AIRI-Institute/nablaDFT

nablaDFT logo

# $\nabla^2$ DFT: A Universal Quantum Chemistry Dataset of Drug-Like Molecules and a Benchmark for Neural Network Potentials

This is the repository for nablaDFT Dataset and Benchmark. The current version is 2.0. The code and data from the initial publication are accessible here: [1.0 branch](https://github.com/AIRI-Institute/nablaDFT/tree/1.0).
Methods of computational quantum chemistry provide accurate approximations of molecular properties crucial for computer-aided drug discovery and other areas of chemical science. However, high computational complexity limits the scalability of their applications.

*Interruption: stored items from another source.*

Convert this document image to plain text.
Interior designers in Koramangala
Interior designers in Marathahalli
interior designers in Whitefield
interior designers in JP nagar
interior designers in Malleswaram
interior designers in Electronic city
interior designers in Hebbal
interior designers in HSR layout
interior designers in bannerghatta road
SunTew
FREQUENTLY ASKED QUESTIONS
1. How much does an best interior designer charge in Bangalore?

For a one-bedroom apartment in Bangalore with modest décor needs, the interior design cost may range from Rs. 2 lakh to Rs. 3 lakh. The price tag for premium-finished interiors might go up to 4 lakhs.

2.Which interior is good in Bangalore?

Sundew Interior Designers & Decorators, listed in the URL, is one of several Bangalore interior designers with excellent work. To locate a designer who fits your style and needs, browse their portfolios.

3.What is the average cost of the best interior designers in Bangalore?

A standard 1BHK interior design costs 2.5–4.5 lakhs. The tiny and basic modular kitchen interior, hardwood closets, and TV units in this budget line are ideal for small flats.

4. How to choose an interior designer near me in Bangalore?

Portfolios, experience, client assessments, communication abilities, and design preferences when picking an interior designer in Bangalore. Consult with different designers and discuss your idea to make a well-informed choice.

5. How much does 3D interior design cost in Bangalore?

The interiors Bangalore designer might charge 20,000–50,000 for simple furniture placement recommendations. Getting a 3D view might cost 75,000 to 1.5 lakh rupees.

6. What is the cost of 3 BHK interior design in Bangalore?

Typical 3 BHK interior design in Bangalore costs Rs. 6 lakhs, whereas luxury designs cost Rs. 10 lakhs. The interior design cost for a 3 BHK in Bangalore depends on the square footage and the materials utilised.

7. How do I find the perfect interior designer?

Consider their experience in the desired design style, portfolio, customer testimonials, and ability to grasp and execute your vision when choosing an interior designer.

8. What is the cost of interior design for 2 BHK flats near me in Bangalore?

Neural network potentials (NNPs) are a promising alternative to quantum chemistry methods, but they require large and diverse datasets for training. This work presents a new dataset and benchmark called $\nabla^2$ DFT that is based on the nablaDFT. It contains twice as much molecular structures, three times more conformations, new data types and tasks, and state-of-the-art models. The dataset includes energies, forces, 17 molecular properties, Hamiltonian and overlap matrices, and a wavefunction object. All calculations were performed at the DFT level (ωB97X-D/def2-SVP) for each conformation. Moreover, $\nabla^2$ DFT is the first dataset that contains relaxation trajectories for a substantial number of drug-like molecules. We also introduce a novel benchmark for evaluating NNPs in molecular property prediction, Hamiltonian prediction, and conformational optimization tasks. Finally, we propose an extendable framework for training NNPs and implement 10 models within it.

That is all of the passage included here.